You are wrong on two levels. First, the United States Congress stated that the official opening of the war was the declaration of the blockade, and not the Charleston defense of its harbor.
If you still want to hang on the first to fire rationale, I will point out to you that it was Union Lieutenant Daniel Tompkins who fired the first shot in Charleston Harbor.
You are wrong on two levels. First, the United States Congress stated that the official opening of the war was the declaration of the blockade, and not the Charleston defense of its harbor.
If you still want to hang on the first to fire rationale, I will point out to you that it was Union Lieutenant Daniel Tompkins who fired the first shot in Charleston Harbor.

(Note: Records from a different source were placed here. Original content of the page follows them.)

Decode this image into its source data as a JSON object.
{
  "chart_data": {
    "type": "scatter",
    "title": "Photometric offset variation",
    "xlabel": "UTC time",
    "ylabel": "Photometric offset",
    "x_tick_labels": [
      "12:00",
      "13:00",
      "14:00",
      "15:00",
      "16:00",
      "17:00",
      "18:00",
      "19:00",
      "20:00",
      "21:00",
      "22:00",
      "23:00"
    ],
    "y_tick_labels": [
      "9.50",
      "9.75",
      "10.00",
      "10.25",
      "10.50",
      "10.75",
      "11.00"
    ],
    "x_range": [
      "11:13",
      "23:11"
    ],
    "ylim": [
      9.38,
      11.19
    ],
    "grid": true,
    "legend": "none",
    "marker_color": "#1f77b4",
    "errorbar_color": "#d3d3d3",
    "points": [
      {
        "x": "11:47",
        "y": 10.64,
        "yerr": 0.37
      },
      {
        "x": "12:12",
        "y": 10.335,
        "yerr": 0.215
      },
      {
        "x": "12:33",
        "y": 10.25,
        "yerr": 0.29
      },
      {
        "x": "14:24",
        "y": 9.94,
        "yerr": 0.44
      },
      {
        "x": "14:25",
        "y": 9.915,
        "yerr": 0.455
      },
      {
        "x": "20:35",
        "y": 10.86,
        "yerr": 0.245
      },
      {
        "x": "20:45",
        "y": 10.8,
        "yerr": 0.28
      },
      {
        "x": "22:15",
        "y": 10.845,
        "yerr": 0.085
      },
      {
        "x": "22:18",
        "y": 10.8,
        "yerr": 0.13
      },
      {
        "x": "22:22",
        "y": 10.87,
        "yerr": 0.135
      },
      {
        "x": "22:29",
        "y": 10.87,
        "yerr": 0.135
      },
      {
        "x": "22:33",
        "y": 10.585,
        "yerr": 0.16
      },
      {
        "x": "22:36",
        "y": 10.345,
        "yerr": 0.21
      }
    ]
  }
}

I think any normal person who'd been following this discussion for as long as I have would be sick of it by now.
It's always some stupid sophistry or other from you, Pea.
There was no official declaration of war, so you can play games with the date, but virtually everyone agrees that the war began with the firing on our flag on April 12, 1861.
If I wanted to I could say the war started when the first rebel seized the first federal property, but that's not the excepted beginning of the war.
Similarly, whatever obscure incident you want to make the beginning of the war doesn't change the accepted understanding of things.
A stray shot here or there doesn't make a war, so we ought to speak of the "first shots" in the plural, the military action that started the war.
Similarly, the formula in these things is often "a state of war has existed since" -- since Japan or Germany or the Confederacy did this or that to commence hostilities.
That's when the war began, not when you first get the news, or when you start to take steps to win the war that's already begun.
You want to blame Lincoln and absolve the rebels so you just assert things you want to believe. But really, who else is going to be convinced by such asininities?